The Displaced Nation

A home for international creatives

Tag Archives: Asia

RANDOM NOMAD: Balaka Basu, Ph.D. Student in English Literature

Born in: New York City, USA
Passport(s): USA
Countries lived in: India (New Delhi): 1981, 1987-89, 1991, 2003-04; Italy (Rome): 2002
Cyberspace coordinates: The Society of Friends of the Text (collaborative blog)

What made you leave your homeland in the first place?
I’ve inherited displacement from my parents, who moved (individually) to the United States from India for graduate studies and sort of never left. They made periodic attempts to pick up stakes and move back, taking me with them, but these never lasted for more than a year at a time. My childhood left me feeling like a person without a homeland, always living between worlds, never quite belonging anywhere.

Describe the moment when you felt most displaced over the course of your many displacements.
As a child, it used to be while saying — or rather, in my case, not saying — the Pledge of Allegiance at morning assemblies. Now, every so often, out of nowhere, I’ll have this weird sense of wanting to go “home” and smell the jasmine and the honeysuckle, and the smoky, pungent mustard oil, and have someone bring me a glass of freshly pressed pomegranate juice.

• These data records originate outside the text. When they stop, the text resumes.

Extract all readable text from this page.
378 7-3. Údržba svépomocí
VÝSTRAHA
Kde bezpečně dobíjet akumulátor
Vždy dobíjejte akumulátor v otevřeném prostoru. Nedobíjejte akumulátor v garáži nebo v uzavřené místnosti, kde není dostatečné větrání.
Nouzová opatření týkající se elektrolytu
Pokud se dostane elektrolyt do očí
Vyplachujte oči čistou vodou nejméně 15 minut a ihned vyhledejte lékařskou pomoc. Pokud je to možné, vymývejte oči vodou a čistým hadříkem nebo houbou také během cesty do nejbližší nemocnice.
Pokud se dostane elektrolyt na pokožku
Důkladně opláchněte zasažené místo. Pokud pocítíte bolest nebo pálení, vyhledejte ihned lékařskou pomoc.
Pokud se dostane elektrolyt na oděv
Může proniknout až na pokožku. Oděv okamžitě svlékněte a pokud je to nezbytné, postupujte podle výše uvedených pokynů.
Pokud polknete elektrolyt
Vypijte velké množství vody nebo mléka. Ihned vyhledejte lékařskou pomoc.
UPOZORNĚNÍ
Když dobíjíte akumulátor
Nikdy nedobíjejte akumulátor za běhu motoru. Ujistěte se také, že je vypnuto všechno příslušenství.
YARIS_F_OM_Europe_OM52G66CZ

Describe the moment when you felt least displaced.
This is a difficult question because the land of my birth is sort of my adopted homeland. I was born in the United States — but was taken back to India when I was 28 days old. My first language is not English, but I can neither read nor write in Bengali. I’m pretty much always feeling displaced. However, I’ve got the subway map of New York tattooed on my heart, and it’s always been the place I’ve come back to. I love coming into the city early in the morning from points east and watching the rose-gold light of the sunrise reflecting back from the million glass windows. And one of the things I loved about Rome is that it felt a bit like Calcutta — a city also caught between two worlds, displaced all on its own.

You may bring one curiosity you’ve collected from the country where you’ve lived into the Displaced Nation. What’s in your suitcase?
From India: A beaten copper sculpture of a woman bathing, a gift from my father.
From New York: A poster of the New Yorker cover “View of the World from Ninth Avenue,” by the Romanian-born American cartoonist Saul Steinberg. It depicts the supposedly limited mental geography of Manhattanites.
From Rome: A copy of Bernini’s marble baby elephant.

You’re invited to prepare one meal based on your travels for other Displaced Nation members. What’s on the menu?
Llish (a fish only available in India/Bengal) in mustard and chili paste, which has been smoked in banana leaves; rice; green mangoes in oil; and for dessert, by way of Rome, blackberry gelato and an espresso.

You may add one word or expression from each of the countries you’ve lived in to the Displaced Nation argot. What words do you loan us?
From India: Arbit, short for arbitrary, used as slang in India. Whenever I hear Indian people say “arbit,” it reminds me that English is one of their national languages, too, and has evolved in a distinct and separate way.
From Italy: Prego: the indispensable word! How can you not like a word that means “if you please,” “you’re welcome,” “excuse me,” “would you mind if I walked in front of you,” and so on. You can say it any time, and it will almost never be wrong. How economical!
From New York (which I think is fair to include even though it’s my birthplace): I’ve got to go with the unprintable expletive here. When I go other places, it’s terribly difficult to remember that curse words aren’t universally accepted as terms of endearment.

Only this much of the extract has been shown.